Feisty, outspoken Dr. Hazard is formerly of Beaver College, the University of Hawaii, The Annenberg School, Time-Life Films. A Carnegie post-doc fellow at Penn, radio personality, author of textbooks, a book on Hawaii, world traveler, humanist, master of controversies, agitator, father of three, irrepressible educator and voracious reader is one of the foremost intellectual gadabouts in greater Philadelphia.
Says Hazard, "I went to a writer's conference down in the South Pacific last year. It was one of those crash and burn airway fares." We can picture the plane landing on its last teaspoon of fuel, the wings shaved to transparency by Asian aluminum scavengers and their sharpened spoons. On board, the intrepid Patrick Hazard balances a computer on a primus stove on a tartan plaid blanket.
There is an "Eye 95" to put out, an article for Connoisseur to begin. Crisp keystrokes continue through the agonies of delivering the flight up to the gate. Hazard ignores the muffled rattle of automatic weapons fire. When a stray bullet penetrates the fuselage, he frowns, stuffs a half-eaten carrot in the void.
He returned from the trip a changed man.
"I haven't watched television since," he claims, a slight note of pain in his voice. A tough choice for one who has stuck with television from its precious beginnings into its present everlasting senility.
From the start Hazard sought to look the dragon in the eye, to unflinchingly tackle the challenge of the importance of the mass media in his students' lives. In this he was helped by the lively first years of American TV, Paddy Chayefsky et al. It was an age of new promise, a time when the word "plastics" would send chills up a young person's spine, a moment for the formation of a believer. (One doubts whether we saw anything comparable in the recent excitement surrounding two-way communications with cable TV.)
Hazard became one of a new breed of media-oriented academics.
With a PhD in American Studies from Western Reserve University in Cleveland, heavy on literature, he launched his career with a Ford Foundation grant to study the impact of mass communication on English teaching.
At a 1955 Four C's English Conference, he gave a talk called "Liberace and the Art of Cultural Criticism."
While at Penn in 1957-58, he became one of the founders of the Annenberg School of Communications, active in laying the groundwork curriculum for what was to be the first in its field.
He pioneered techniques of integrating television viewership with education-and wrote "Television and the Teaching of English." Students in a Hazard class would be assigned to watch programs, then to find common ground with themes in classical and contemporary literature. A lover of good architecture, Hazard would also assign a building to his students, requesting they find out how the structure worked as a dwelling, a workplace, as art.
Today first and foremost, Hazard is a writer seeking to make the world safe for humanism; an intellectual seeking a solution to the problems of the greater, non-intellectual world.

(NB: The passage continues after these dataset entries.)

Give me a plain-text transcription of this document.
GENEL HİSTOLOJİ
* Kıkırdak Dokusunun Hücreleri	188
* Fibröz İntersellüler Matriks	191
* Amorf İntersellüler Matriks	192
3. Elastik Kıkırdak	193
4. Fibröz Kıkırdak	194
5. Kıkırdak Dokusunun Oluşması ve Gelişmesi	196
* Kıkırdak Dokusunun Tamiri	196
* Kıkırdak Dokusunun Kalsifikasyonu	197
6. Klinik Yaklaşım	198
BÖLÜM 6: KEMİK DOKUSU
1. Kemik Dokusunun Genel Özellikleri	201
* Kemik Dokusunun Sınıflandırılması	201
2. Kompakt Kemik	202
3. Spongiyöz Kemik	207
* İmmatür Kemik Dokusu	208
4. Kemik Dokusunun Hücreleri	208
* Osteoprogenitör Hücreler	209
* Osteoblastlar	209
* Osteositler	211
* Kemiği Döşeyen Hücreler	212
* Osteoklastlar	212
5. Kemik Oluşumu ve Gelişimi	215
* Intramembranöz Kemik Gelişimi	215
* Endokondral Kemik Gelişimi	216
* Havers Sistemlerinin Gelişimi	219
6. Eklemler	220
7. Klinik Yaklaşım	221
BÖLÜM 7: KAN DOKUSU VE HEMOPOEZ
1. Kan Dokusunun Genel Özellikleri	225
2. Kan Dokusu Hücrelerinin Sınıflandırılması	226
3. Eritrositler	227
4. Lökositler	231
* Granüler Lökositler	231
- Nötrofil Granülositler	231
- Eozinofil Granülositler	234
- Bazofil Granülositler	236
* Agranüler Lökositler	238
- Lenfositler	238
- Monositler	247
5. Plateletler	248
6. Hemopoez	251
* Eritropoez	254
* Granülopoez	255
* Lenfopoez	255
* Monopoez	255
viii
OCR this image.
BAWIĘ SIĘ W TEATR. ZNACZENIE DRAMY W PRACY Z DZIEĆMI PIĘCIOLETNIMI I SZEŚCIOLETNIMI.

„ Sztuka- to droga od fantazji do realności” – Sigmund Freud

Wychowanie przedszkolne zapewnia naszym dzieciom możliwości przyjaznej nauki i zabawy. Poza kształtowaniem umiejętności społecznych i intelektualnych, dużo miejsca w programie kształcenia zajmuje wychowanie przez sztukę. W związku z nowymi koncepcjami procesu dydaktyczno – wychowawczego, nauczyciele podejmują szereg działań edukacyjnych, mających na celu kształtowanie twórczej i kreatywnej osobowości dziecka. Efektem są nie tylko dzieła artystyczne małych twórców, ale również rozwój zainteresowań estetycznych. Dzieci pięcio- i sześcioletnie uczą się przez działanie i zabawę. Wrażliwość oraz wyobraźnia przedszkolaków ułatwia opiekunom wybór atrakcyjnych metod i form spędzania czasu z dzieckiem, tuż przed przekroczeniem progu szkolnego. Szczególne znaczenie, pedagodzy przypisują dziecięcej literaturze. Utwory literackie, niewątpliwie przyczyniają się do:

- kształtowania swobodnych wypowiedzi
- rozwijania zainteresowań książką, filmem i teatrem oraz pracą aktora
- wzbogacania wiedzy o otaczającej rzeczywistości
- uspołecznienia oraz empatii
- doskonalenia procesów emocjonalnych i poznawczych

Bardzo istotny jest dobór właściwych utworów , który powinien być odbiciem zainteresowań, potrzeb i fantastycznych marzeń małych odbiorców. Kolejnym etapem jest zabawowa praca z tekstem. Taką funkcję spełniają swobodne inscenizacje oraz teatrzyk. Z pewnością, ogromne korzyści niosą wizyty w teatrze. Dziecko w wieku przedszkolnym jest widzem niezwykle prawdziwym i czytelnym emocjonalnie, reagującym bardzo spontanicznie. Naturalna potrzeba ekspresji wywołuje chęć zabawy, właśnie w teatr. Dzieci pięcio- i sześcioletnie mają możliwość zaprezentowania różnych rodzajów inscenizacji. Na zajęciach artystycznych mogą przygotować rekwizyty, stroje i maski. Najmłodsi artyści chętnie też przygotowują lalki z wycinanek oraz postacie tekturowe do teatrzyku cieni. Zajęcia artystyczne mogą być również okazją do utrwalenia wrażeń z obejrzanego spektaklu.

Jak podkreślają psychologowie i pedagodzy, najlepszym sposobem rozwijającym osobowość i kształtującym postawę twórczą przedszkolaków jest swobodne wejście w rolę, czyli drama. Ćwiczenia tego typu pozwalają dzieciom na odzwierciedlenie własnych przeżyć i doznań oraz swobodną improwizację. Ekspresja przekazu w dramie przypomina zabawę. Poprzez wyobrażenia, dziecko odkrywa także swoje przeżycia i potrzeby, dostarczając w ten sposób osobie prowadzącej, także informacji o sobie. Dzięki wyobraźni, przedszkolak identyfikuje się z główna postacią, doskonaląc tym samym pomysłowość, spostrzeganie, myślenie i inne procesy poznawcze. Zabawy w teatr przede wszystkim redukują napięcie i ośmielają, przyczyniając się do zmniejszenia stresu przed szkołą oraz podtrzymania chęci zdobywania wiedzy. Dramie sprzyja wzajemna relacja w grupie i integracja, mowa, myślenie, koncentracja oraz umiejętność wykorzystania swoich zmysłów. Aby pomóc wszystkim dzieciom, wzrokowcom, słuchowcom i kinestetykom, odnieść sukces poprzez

"Better to light a single candle than to curse the darkness," he is fond of saying. At home and around the world he is in search of those candles. One recent discovery is the architect Douglas Cardinal, whose Canadian Museum of Civilization in Ottawa puts him in mind of the spiritual qualities of the Spanish architect Gaudi.
Hazard cautions us against the trend towards elitism in art, and recommends we read the recently published "The Unfulfilled Promise," by Edward Arian.
"America never really tried egalitarianism," he argues, pinpointing the formation of a homegrown oligarchy during the Jacksonian period of American history (1830's).
Though he remains at heart an optimist, he concedes that "darkness is pervasive at present." The cyclops eye of his television screen is blank, but we can look to the wit and wonderful consciousness of Patrick Hazard to light a small, clear space for us to view the world.